From the Heart of Hanoi: Sticky Garlic & Caramel Pork Ribs (Sườn Ram Mặn Ngọt)

Details
A symphony of sweet, salty, and garlicky notes that will have you reaching for more rice.
Ingredients
Instructions
Prepare the Ribs
It is highly recommended to first parboil the pork ribs to remove impurities. Place the ribs in a pot, cover with water, and bring to a boil. Let them boil for about 5-8 minutes until scum floats to the top. Drain the ribs in a colander and rinse thoroughly with cold water.
Marinate
In a bowl, combine the cleaned pork ribs with the minced shallot, garlic, 1 tablespoon of sugar, chicken bouillon powder, and fish sauce. Mix well and let it marinate for at least 15-20 minutes to allow the flavors to penetrate the meat.
Create the Caramel
Place a heavy-bottomed pot or Dutch oven over medium-high heat. Add the remaining 2 tablespoons of sugar.
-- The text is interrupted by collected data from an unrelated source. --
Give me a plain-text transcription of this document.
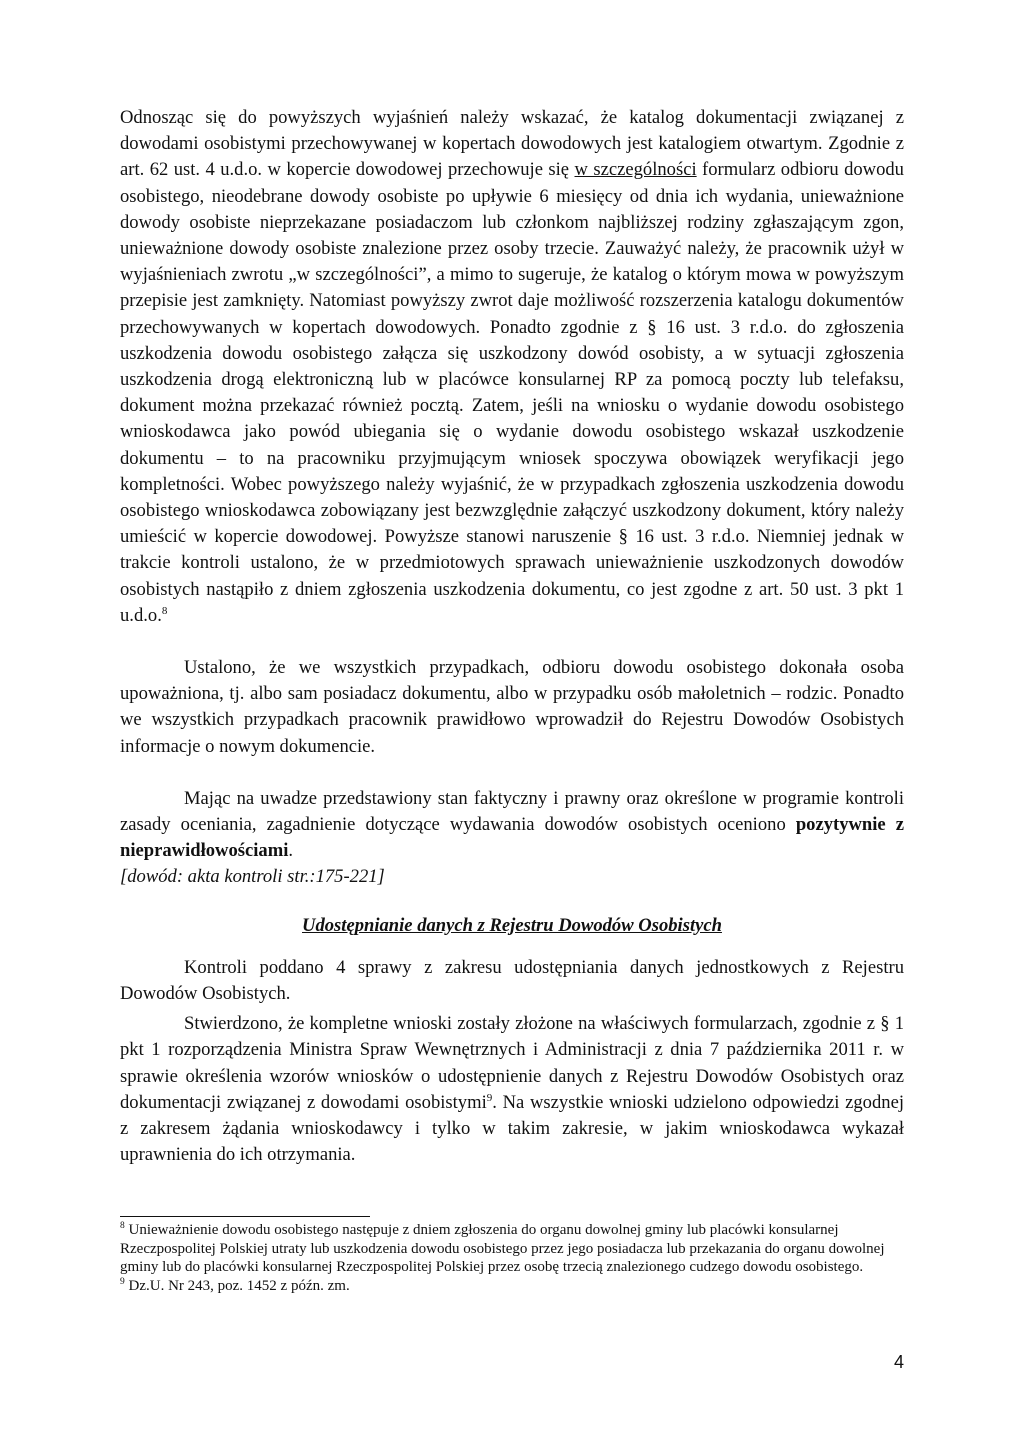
Odnosząc się do powyższych wyjaśnień należy wskazać, że katalog dokumentacji związanej z dowodami osobistymi przechowywanej w kopertach dowodowych jest katalogiem otwartym. Zgodnie z art. 62 ust. 4 u.d.o. w kopercie dowodowej przechowuje się w szczególności formularz odbioru dowodu osobistego, nieodebrane dowody osobiste po upływie 6 miesięcy od dnia ich wydania, unieważnione dowody osobiste nieprzekazane posiadaczom lub członkom najbliższej rodziny zgłaszającym zgon, unieważnione dowody osobiste znalezione przez osoby trzecie. Zauważyć należy, że pracownik użył w wyjaśnieniach zwrotu „w szczególności”, a mimo to sugeruje, że katalog o którym mowa w powyższym przepisie jest zamknięty. Natomiast powyższy zwrot daje możliwość rozszerzenia katalogu dokumentów przechowywanych w kopertach dowodowych. Ponadto zgodnie z § 16 ust. 3 r.d.o. do zgłoszenia uszkodzenia dowodu osobistego załącza się uszkodzony dowód osobisty, a w sytuacji zgłoszenia uszkodzenia drogą elektroniczną lub w placówce konsularnej RP za pomocą poczty lub telefaksu, dokument można przekazać również pocztą. Zatem, jeśli na wniosku o wydanie dowodu osobistego wnioskodawca jako powód ubiegania się o wydanie dowodu osobistego wskazał uszkodzenie dokumentu – to na pracowniku przyjmującym wniosek spoczywa obowiązek weryfikacji jego kompletności. Wobec powyższego należy wyjaśnić, że w przypadkach zgłoszenia uszkodzenia dowodu osobistego wnioskodawca zobowiązany jest bezwzględnie załączyć uszkodzony dokument, który należy umieścić w kopercie dowodowej. Powyższe stanowi naruszenie § 16 ust. 3 r.d.o. Niemniej jednak w trakcie kontroli ustalono, że w przedmiotowych sprawach unieważnienie uszkodzonych dowodów osobistych nastąpiło z dniem zgłoszenia uszkodzenia dokumentu, co jest zgodne z art. 50 ust. 3 pkt 1 u.d.o.$^8$

Ustalono, że we wszystkich przypadkach, odbioru dowodu osobistego dokonała osoba upoważniona, tj. albo sam posiadacz dokumentu, albo w przypadku osób małoletnich – rodzic. Ponadto we wszystkich przypadkach pracownik prawidłowo wprowadził do Rejestru Dowodów Osobistych informacje o nowym dokumencie.

Mając na uwadze przedstawiony stan faktyczny i prawny oraz określone w programie kontroli zasady oceniania, zagadnienie dotyczące wydawania dowodów osobistych oceniono pozytywnie z nieprawidłowościami.

[dowód: akta kontroli str.:175-221]

Udostępnianie danych z Rejestru Dowodów Osobistych

Kontroli poddano 4 sprawy z zakresu udostępniania danych jednostkowych z Rejestru Dowodów Osobistych.

Stwierdzono, że kompletne wnioski zostały złożone na właściwych formularzach, zgodnie z § 1 pkt 1 rozporządzenia Ministra Spraw Wewnętrznych i Administracji z dnia 7 października 2011 r. w sprawie określenia wzorów wniosków o udostępnienie danych z Rejestru Dowodów Osobistych oraz dokumentacji związanej z dowodami osobistymi$^9$. Na wszystkie wnioski udzielono odpowiedzi zgodnej z zakresem żądania wnioskodawcy i tylko w takim zakresie, w jakim wnioskodawca wykazał uprawnienia do ich otrzymania.

$^8$ Unieważnienie dowodu osobistego następuje z dniem zgłoszenia do organu dowolnej gminy lub placówki konsularnej Rzeczpospolitej Polskiej utraty lub uszkodzenia dowodu osobistego przez jego posiadacza lub przekazania do organu dowolnej gminy lub do placówki konsularnej Rzeczpospolitej Polskiej przez osobę trzecią znalezionego cudzego dowodu osobistego.

$^9$ Dz.U. Nr 243, poz. 1452 z późn. zm.

4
Stir continuously with a wooden spoon as the sugar melts and begins to turn a dark amber or caramel color.
Sear the Ribs
Once the caramel is ready, quickly and carefully add the marinated pork ribs to the pot. Stir everything together briskly to coat the ribs in the caramel sauce. The sugar might clump, but it will dissolve again as it cooks. Continue to cook, stirring occasionally, until the ribs are lightly browned on all sides.
Braise to Perfection
Pour the coconut soda or water into the pot and bring it to a boil. Once boiling, reduce the heat to a medium-low simmer, cover the pot, and let the ribs braise for 30-40 minutes, stirring occasionally.
Finish the Glaze
Remove the lid and continue to simmer on low heat. The liquid will gradually reduce and thicken into a beautiful, shiny glaze that coats each rib.
Serve
Transfer the sticky garlic ribs to a platter, garnish generously with sliced green onions, and serve immediately with hot steamed rice.